A Brechoteca foi uma das vencedoras da edição de 2015 do Prêmio Todos por um Brasil de Leitores, do Ministério da Cultura.
Neste ano, a Brechoteca está engajada na busca por mais verbas e políticas públicas direcionadas às bibliotecas comunitárias. No âmbito municipal, entrou na rede LiteraSampa e luta pela efetivação do Plano Municipal do Livro, Leitura, Literatura e Biblioteca, que, de acordo com Mara, pode possibilitar que a Secretaria de Cultura tenha corresponsabilidade na manutenção destes espaços culturais. A Brechô também integra a Rede Nacional de Bibliotecas Comunitárias.
No final de 2015, o lixo que se acumulava nas margens do córrego da Favela da Grota beirava o insuportável. A princípio, a Brechoteca convocou a subprefeitura para recolher os resíduos no local; feito isso, era hora de intervir no espaço. Conseguiram mudas de plantas e árvores, pneus velhos e terra e envolveram a comunidade na recuperação do local. Durante oito meses, vizinhos e crianças ajudaram a criar o Jardim Cultural das Flores, ação que, de acordo com Bianca, deu uma “guinada” na relação comunitária com a Brechô.
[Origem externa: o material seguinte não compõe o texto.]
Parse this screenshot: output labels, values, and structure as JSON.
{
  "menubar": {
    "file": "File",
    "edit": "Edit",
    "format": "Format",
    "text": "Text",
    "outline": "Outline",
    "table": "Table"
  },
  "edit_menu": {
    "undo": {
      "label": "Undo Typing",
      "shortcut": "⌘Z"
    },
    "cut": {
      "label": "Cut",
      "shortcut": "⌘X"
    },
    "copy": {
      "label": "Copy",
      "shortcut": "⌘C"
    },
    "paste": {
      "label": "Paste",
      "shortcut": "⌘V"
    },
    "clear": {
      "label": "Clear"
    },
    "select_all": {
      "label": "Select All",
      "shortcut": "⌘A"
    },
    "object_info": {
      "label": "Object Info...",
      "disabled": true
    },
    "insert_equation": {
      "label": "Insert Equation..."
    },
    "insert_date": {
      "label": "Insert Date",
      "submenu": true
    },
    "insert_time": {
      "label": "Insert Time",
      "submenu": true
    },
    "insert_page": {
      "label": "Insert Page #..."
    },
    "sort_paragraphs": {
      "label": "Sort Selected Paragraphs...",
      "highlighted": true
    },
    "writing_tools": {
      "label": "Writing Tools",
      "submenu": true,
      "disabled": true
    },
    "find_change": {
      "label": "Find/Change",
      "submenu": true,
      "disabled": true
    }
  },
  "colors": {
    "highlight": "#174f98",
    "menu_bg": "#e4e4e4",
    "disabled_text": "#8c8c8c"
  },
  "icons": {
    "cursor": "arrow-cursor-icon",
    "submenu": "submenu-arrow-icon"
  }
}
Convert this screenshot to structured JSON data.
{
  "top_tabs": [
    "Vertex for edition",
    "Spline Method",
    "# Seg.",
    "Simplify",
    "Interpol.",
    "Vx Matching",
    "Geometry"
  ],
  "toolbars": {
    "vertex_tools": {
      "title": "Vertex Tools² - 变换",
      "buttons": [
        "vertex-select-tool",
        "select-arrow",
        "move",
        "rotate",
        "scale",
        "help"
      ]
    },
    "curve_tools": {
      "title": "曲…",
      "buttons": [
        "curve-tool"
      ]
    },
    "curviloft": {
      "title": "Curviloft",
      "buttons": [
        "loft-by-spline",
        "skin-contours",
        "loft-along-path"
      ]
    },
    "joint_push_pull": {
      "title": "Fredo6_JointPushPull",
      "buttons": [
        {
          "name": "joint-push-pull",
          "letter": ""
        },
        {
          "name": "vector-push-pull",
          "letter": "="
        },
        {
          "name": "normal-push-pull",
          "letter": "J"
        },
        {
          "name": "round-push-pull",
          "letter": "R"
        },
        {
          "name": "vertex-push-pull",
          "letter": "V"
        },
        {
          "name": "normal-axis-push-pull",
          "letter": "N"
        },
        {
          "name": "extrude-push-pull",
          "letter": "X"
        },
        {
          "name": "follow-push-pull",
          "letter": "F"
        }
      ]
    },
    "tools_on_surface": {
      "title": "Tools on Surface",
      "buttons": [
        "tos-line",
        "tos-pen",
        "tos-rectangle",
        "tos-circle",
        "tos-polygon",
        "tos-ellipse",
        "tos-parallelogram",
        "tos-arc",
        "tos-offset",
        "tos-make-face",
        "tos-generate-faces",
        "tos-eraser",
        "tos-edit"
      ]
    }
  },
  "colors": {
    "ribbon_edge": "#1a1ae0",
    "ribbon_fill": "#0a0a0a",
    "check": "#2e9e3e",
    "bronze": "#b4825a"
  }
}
“Saímos dos nossos espaços de conforto e fomos para a rua. A partir desse momento os próprios moradores começaram a limpar, retirar o lixo e plantar árvores no local”, lembra Mara. “Se tivéssemos agido só dentro da biblioteca, os laços comunitários seriam mais laceados, e não tão estreitos. Como fomos muito para a rua, virou uma coisa linda.”
Atualmente, o acervo da Brechoteca possui cerca de quatro mil livros. A biblioteca comunitária aceita doações de obras, principalmente de literatura infantil, juvenil, periférica e que esteja de acordo com as bandeiras democráticas defendidas pelo coletivo.
Equipamentos públicos ao redor da antiga sede, como escolas municipais, unidades básicas de saúde, centros para crianças e adolescentes e bibliotecas também estabeleceram parcerias com a Brechoteca. “Fizemos processos de formação com funcionários desses espaços, em mediação de leitura e identidade negra, que são temas prioritários para a comunidade”, afirma Bianca.
Futuramente, um dos destinos que pode acolher a Brechoteca é o Galpão Cultural, espaço vizinho à EMEF Doutor Sócrates Brasileiro que é ocupado regularmente por atividades artísticas promovidas por estudantes do local. “Queremos ficar nesse território e manter os laços já criados, não faz sentido ir para outro lugar”, argumenta Mara.
Para ela, o principal diferencial das bibliotecas populares é a criação de estratégias de incentivo à leitura relevantes para a própria comunidade. “A biblioteca comunitária nasce da ausência do Estado, não apenas de equipamentos públicos, mas também das alternativas de fomento à leitura que são criadas dentro de um contexto periférico. Não lamentamos pela nossa falta de estrutura, mas exaltamos o nosso potencial criativo de buscar novas alternativas de espaço e criar estratégias com aquilo que a gente possui. Primeiro, olhamos para a comunidade e então tiramos o que ela tem de melhor”.